Water temperatures were very cold (<1°C), which may have influenced the abundance of larvae, either by affecting the location or timing of spawning by adults. In total, only 25 walleye pollock larvae were collected at 15 stations around the islands, and no Pacific cod were encountered. Two stations in the Pribilof Islands were sampled for vertical distribution of fish eggs and larvae with the multiple opening/closing net and environmental sensing system (MOCNESS) (505 µm mesh).

Sea ice was present over the middle shelf during the cruise and is further evidence of the very cold conditions over the middle and outer shelves this past May. Plankton sampling along the Alaska Peninsula revealed very few larvae of any fish species, and water temperatures were also low (-1.5°C). Only 25 walleye pollock and 2 cod larvae were collected at 46 stations along the Alaska Peninsula. Typically catches of larvae are 1-2 orders of magnitudes higher (10–100X) in these geographic locations.

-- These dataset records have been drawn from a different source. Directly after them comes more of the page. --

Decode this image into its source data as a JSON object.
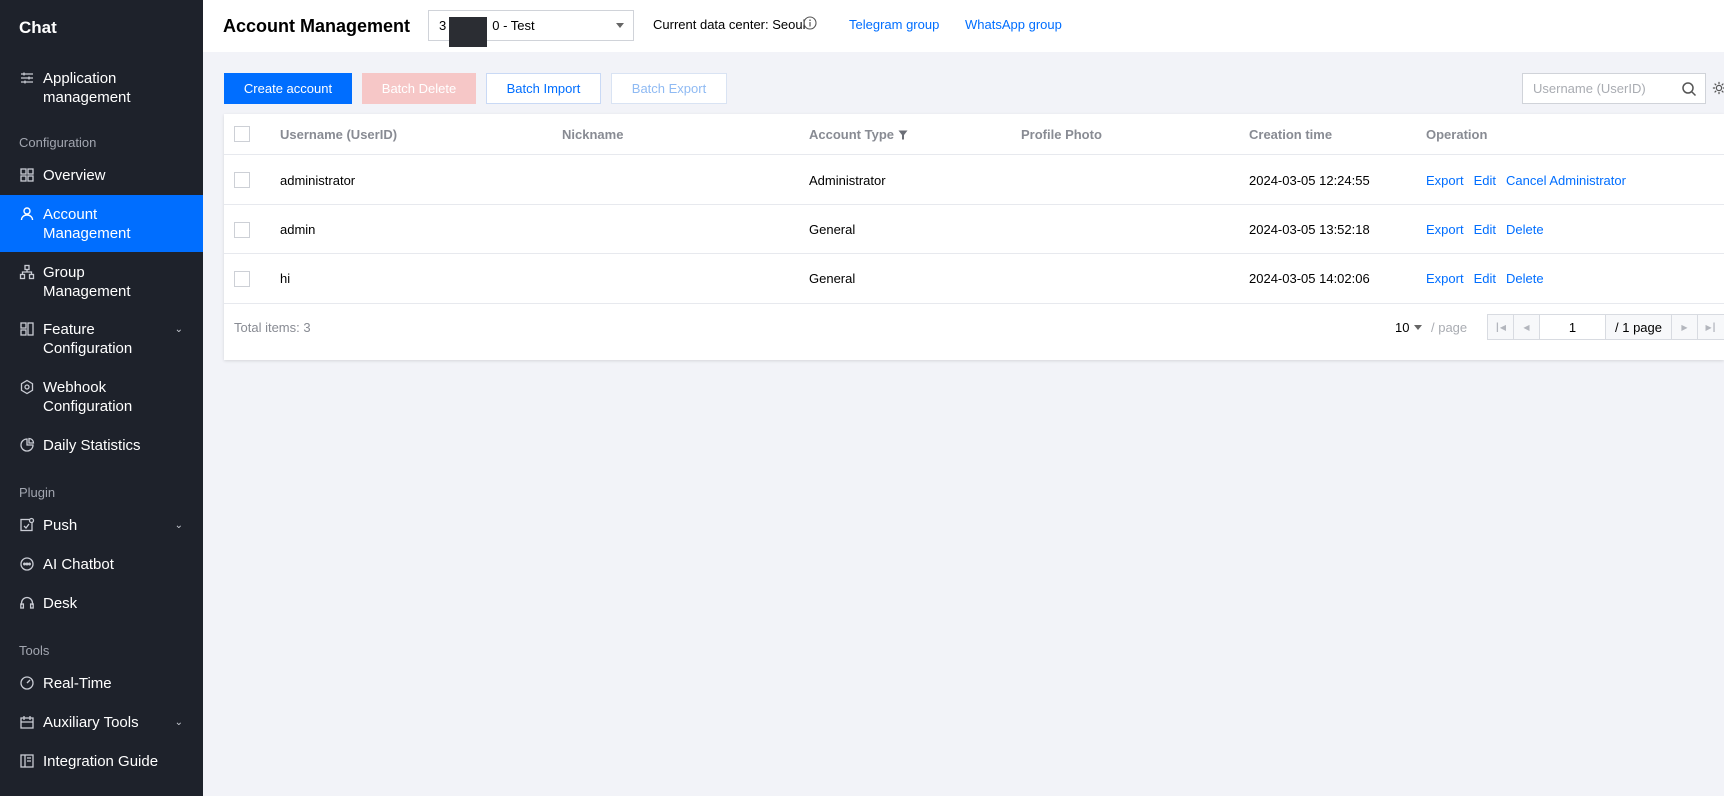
{
  "sidebar": {
    "brand": "Chat",
    "items": [
      {
        "label": "Application management",
        "icon": "sliders-icon"
      },
      {
        "label": "Overview",
        "icon": "grid-icon"
      },
      {
        "label": "Account Management",
        "icon": "user-icon",
        "active": true
      },
      {
        "label": "Group Management",
        "icon": "hierarchy-icon"
      },
      {
        "label": "Feature Configuration",
        "icon": "puzzle-icon",
        "expandable": true
      },
      {
        "label": "Webhook Configuration",
        "icon": "webhook-icon"
      },
      {
        "label": "Daily Statistics",
        "icon": "pie-chart-icon"
      },
      {
        "label": "Push",
        "icon": "push-icon",
        "expandable": true
      },
      {
        "label": "AI Chatbot",
        "icon": "chatbot-icon"
      },
      {
        "label": "Desk",
        "icon": "headset-icon"
      },
      {
        "label": "Real-Time",
        "icon": "gauge-icon"
      },
      {
        "label": "Auxiliary Tools",
        "icon": "toolbox-icon",
        "expandable": true
      },
      {
        "label": "Integration Guide",
        "icon": "book-icon"
      }
    ],
    "sections": {
      "configuration": "Configuration",
      "plugin": "Plugin",
      "tools": "Tools"
    }
  },
  "header": {
    "title": "Account Management",
    "app_select_prefix": "3",
    "app_select_suffix": "0 - Test",
    "data_center": "Current data center: Seoul",
    "telegram": "Telegram group",
    "whatsapp": "WhatsApp group"
  },
  "toolbar": {
    "create": "Create account",
    "batch_delete": "Batch Delete",
    "batch_import": "Batch Import",
    "batch_export": "Batch Export",
    "search_placeholder": "Username (UserID)"
  },
  "table": {
    "headers": {
      "username": "Username (UserID)",
      "nickname": "Nickname",
      "account_type": "Account Type",
      "profile_photo": "Profile Photo",
      "creation_time": "Creation time",
      "operation": "Operation"
    },
    "rows": [
      {
        "username": "administrator",
        "nickname": "",
        "account_type": "Administrator",
        "creation_time": "2024-03-05 12:24:55",
        "ops": [
          "Export",
          "Edit",
          "Cancel Administrator"
        ]
      },
      {
        "username": "admin",
        "nickname": "",
        "account_type": "General",
        "creation_time": "2024-03-05 13:52:18",
        "ops": [
          "Export",
          "Edit",
          "Delete"
        ]
      },
      {
        "username": "hi",
        "nickname": "",
        "account_type": "General",
        "creation_time": "2024-03-05 14:02:06",
        "ops": [
          "Export",
          "Edit",
          "Delete"
        ]
      }
    ]
  },
  "footer": {
    "total": "Total items:  3",
    "page_size": "10",
    "per_page": "/ page",
    "current_page": "1",
    "total_pages": "/ 1 page"
  },
  "colors": {
    "sidebar_bg": "#1e222b",
    "accent": "#006eff",
    "danger_disabled": "#f6c7c7",
    "page_bg": "#f2f3f8"
  }
}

Sampling also occurred across Unimak Pass and over Bering Canyon. Three satellite-tracked drifters were released during this cruise (Fig. 11), the first over the slope, the second between St. George and St. Paul Islands, and the third along the Alaska Peninsula. Drifter tracks can be viewed on the web site of our collaborators at NOAA's Pacific Marine Environmental Laboratory (www.ecofoci.noaa.gov/drifters/efoci_drifterData.shtml).

A cruise in July on the research vessel Knorr will use the drifter data to locate the fish contained in the spring patches and conduct additional sampling for the NPRB/BSIERP.

Of the 47 Atheresthes spp. larvae collected, we were able to genetically identify 41 individuals to species while at sea. Catches at the northern stations (between the Bering and Pribilof Canyons and in the Pribilof Islands) tended to have more Kamchatka flounder than Arrowtooth flounder, while catches at the southern stations (Unimak Pass and Bering Canyon) tended to have more Arrowtooth than Kamchatka flounder.